You only have to look at the debacle that is DaimlerChrysler's Smart city car project to realise how masterful BMW has been in guiding its Mini premium small car to financial success.
Until DaimlerChrysler took an axe to the Smart project earlier this year -- dumping the Forfour four-seater, the roadster, and spiking the planned SUV -- the ill-fated city car had notched up losses of an eye-watering $6.1 billion since its birth in 1998. Only the original two-seat ForTwo car remains.

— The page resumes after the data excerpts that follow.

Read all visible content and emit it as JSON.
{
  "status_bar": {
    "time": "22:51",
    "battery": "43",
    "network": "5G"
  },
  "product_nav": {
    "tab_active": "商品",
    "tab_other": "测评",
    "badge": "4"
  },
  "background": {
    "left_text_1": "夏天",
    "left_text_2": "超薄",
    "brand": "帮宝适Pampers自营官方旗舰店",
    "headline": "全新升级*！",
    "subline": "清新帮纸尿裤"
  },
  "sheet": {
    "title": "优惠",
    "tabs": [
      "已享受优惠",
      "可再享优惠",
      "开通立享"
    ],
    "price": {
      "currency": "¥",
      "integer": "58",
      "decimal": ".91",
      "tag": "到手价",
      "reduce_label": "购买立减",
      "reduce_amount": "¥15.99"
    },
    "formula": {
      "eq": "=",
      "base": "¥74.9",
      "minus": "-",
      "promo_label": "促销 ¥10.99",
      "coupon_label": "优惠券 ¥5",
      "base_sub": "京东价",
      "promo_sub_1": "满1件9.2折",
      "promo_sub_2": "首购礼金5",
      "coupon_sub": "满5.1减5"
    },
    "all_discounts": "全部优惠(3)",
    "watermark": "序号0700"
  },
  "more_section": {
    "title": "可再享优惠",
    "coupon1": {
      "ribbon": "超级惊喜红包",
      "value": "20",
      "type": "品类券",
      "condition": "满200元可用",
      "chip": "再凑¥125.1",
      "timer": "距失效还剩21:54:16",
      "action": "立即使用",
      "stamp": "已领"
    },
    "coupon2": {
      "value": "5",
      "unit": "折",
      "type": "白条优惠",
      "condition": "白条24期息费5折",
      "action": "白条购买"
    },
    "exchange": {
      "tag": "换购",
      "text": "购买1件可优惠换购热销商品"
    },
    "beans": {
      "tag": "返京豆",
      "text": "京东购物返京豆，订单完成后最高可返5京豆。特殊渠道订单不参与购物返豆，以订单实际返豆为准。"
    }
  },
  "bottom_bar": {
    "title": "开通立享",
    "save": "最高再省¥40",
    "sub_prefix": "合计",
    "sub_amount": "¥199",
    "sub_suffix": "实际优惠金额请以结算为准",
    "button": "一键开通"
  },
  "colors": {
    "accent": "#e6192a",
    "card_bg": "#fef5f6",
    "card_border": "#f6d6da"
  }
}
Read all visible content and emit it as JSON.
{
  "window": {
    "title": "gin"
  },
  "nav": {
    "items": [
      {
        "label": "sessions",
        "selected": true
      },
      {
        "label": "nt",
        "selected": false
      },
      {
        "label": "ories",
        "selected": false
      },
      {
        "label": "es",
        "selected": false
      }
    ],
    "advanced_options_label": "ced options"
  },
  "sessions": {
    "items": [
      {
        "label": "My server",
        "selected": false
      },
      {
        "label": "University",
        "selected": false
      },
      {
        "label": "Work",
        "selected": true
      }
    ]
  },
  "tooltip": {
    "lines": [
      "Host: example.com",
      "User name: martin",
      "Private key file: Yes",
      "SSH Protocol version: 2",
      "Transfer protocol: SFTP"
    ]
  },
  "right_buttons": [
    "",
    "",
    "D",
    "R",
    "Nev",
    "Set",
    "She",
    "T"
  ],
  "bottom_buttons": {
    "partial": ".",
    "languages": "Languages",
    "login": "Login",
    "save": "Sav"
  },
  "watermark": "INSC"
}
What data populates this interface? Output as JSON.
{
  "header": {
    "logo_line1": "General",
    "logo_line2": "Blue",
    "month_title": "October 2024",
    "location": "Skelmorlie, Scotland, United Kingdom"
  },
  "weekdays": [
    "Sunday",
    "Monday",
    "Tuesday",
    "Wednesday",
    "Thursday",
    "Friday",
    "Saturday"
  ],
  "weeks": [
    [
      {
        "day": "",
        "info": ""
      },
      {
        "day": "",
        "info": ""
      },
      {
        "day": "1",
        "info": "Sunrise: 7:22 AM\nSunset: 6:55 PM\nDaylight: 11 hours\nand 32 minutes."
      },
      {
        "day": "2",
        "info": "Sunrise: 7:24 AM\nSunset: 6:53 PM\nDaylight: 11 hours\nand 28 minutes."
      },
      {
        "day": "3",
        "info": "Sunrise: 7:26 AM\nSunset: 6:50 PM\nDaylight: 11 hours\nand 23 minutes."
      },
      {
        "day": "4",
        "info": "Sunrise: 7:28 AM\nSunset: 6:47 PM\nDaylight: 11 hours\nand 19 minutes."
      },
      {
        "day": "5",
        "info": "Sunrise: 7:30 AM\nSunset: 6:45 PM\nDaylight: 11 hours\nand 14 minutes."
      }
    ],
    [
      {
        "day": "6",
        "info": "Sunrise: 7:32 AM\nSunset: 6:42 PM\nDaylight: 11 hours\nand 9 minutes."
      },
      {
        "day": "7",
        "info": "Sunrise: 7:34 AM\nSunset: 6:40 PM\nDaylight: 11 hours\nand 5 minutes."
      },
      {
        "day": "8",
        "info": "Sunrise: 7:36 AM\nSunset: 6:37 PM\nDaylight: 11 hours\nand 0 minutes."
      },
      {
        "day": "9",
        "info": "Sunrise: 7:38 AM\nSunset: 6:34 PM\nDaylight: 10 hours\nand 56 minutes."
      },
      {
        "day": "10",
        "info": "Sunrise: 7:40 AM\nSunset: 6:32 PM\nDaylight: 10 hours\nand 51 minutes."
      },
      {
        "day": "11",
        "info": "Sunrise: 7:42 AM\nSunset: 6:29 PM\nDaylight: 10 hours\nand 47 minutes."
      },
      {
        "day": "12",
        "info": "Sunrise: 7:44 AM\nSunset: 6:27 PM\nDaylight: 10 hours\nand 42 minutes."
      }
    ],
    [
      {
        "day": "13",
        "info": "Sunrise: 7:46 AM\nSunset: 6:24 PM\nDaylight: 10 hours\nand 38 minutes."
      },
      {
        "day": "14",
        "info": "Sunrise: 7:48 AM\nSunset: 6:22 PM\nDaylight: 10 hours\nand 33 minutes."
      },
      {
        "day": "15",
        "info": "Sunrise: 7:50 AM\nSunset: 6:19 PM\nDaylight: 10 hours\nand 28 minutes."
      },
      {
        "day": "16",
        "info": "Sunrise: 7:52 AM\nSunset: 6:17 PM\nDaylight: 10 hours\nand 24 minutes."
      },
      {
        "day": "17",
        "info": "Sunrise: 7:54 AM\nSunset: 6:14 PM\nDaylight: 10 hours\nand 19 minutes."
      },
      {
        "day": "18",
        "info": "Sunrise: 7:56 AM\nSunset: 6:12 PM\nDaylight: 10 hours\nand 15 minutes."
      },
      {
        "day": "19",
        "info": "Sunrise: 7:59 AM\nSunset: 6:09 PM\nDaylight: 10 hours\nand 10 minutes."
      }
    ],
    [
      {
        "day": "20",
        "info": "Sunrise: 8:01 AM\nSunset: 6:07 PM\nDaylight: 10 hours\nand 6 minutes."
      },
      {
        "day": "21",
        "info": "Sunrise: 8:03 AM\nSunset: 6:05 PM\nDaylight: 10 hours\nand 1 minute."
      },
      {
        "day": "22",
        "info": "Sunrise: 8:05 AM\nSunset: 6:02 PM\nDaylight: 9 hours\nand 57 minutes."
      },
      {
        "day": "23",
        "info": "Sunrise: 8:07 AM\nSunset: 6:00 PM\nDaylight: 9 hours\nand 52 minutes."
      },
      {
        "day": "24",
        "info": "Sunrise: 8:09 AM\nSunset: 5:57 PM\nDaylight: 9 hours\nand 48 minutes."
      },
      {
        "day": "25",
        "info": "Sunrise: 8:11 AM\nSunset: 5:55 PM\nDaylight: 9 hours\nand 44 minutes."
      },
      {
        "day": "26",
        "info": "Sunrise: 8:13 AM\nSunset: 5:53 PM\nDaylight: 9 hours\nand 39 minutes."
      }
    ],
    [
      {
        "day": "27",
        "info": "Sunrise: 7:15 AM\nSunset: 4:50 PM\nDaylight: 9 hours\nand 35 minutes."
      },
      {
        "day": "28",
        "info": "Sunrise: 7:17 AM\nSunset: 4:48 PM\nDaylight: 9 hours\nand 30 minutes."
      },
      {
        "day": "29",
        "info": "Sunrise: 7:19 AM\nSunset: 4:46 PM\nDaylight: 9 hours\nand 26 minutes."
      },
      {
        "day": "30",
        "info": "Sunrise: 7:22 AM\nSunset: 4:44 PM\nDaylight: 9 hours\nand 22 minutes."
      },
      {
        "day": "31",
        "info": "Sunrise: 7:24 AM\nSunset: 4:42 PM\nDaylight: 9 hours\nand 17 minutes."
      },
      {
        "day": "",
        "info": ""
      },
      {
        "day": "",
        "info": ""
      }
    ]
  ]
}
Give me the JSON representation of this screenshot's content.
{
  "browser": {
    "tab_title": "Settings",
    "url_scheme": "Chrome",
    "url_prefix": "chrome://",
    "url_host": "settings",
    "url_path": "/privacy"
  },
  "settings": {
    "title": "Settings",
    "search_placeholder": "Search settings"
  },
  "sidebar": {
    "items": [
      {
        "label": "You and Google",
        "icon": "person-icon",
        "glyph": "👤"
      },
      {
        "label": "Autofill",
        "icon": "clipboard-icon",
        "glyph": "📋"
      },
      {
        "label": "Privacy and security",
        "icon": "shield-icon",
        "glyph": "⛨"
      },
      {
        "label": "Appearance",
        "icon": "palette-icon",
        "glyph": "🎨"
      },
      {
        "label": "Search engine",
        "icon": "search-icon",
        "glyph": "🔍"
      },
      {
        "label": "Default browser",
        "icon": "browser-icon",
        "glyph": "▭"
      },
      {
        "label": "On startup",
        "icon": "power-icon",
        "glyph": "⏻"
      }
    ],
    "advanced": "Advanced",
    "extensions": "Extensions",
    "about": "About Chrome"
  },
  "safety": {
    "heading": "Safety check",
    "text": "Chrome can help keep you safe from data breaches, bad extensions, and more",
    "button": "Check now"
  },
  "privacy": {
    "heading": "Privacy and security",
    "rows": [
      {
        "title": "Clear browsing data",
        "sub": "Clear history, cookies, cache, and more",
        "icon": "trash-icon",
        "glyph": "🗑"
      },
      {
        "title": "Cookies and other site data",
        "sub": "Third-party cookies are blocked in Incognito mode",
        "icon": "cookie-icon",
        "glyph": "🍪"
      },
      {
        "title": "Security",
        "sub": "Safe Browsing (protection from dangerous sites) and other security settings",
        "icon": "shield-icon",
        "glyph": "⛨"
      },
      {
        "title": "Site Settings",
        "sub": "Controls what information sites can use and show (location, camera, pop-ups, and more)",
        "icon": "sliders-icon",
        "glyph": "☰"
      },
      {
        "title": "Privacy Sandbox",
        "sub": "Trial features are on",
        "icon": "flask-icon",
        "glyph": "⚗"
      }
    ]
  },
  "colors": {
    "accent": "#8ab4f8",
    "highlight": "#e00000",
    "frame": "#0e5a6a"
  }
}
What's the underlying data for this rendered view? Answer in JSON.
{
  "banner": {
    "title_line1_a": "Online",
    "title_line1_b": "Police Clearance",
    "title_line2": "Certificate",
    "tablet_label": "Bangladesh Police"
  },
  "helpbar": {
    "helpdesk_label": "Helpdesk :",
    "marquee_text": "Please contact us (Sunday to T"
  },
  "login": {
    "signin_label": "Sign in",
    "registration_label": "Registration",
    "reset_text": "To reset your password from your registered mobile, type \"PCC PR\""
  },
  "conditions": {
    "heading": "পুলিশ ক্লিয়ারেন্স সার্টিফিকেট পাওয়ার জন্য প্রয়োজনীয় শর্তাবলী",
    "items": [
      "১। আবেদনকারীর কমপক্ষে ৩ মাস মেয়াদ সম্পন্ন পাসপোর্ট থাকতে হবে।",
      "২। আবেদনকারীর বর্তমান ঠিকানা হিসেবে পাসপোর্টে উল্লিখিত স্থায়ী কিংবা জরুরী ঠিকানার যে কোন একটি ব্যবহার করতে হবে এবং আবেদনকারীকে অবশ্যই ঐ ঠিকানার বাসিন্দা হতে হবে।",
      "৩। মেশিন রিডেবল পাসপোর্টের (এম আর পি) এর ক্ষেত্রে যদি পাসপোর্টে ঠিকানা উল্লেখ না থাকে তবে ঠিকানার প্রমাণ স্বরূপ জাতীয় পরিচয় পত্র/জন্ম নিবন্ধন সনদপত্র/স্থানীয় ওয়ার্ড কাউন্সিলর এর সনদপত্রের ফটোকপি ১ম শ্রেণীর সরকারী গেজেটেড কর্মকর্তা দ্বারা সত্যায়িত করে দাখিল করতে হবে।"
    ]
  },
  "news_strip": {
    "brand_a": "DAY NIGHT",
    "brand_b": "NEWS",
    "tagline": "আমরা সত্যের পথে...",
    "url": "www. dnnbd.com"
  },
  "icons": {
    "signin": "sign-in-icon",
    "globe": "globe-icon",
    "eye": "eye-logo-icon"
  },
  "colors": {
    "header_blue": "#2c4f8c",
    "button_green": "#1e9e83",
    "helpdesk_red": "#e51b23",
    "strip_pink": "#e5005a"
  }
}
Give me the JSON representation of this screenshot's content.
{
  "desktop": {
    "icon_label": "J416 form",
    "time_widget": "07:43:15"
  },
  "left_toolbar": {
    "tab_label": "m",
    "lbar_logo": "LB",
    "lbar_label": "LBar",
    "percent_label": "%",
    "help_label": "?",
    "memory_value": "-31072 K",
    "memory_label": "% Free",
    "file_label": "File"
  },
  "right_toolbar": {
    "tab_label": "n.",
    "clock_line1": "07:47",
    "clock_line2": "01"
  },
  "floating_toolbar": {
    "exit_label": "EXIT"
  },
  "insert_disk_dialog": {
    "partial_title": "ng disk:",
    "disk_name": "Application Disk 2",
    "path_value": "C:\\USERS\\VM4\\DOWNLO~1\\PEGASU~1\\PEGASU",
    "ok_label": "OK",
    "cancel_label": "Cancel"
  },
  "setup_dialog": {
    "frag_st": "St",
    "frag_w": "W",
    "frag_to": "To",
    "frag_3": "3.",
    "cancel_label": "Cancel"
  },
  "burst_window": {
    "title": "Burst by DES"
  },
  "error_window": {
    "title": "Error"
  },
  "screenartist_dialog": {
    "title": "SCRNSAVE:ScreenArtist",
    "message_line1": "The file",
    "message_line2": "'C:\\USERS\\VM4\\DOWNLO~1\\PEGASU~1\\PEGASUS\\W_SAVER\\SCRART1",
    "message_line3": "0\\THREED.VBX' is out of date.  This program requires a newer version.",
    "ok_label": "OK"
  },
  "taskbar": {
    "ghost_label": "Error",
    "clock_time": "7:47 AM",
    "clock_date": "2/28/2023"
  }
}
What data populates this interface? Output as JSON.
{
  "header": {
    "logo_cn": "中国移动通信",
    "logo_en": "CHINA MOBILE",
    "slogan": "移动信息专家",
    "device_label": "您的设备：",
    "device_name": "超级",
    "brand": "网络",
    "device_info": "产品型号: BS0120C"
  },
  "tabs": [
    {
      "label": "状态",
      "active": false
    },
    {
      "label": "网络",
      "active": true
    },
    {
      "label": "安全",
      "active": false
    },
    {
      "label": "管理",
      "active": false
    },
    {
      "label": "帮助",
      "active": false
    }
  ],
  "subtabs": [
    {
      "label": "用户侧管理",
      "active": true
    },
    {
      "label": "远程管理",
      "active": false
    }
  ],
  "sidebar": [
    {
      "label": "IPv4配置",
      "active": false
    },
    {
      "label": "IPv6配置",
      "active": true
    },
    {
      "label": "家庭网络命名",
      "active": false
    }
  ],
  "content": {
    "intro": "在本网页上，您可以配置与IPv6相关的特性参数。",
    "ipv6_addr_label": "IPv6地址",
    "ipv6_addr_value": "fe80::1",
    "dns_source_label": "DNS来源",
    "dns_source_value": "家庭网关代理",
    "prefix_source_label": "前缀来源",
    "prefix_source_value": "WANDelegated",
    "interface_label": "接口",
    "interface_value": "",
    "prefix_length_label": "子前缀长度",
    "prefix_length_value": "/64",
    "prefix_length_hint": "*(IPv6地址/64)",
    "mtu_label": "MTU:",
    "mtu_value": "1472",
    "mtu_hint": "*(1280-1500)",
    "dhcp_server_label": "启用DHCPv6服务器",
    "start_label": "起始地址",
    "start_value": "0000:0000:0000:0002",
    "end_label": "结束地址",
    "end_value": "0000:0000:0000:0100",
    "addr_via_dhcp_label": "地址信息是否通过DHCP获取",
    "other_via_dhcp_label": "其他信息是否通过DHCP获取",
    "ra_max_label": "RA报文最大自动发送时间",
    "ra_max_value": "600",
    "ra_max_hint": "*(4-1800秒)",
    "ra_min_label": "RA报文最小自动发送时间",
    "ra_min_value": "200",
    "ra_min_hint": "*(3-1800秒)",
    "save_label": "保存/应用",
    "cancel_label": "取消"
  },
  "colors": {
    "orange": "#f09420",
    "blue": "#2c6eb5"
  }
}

Margins on Smarts approached a negative 50 percent as sales targets of 200,000 a year (73,700 in 2005) failed to materialise.
Investment banker Morgan Stanley estimated that each time a buyer pocketed the keys of a new Smart, DaimlerChrysler lost $5,100.
The little Mini designed by BMW meanwhile has made money right from its inception in 2001, and the latest iteration which goes on sale in Europe in November, and follows in the U.S. next month, is also expected to show steady profit progression.
According to Frankfurt, Germany-based investment banker Dresdner Kleinwort, Mini earned net income of $148 million in 2003 for its owners BMW, progressing steadily to $185 million in 2005 and is likely to reach $260 million in 2007.
BMW, which plucked the Mini brand from the rubble of the financial disaster of its ownership of Britain's Rover group, started off with a modest sales target of 100,000 a year which quickly became 120,000, and accelerated to 200,000 in 2005.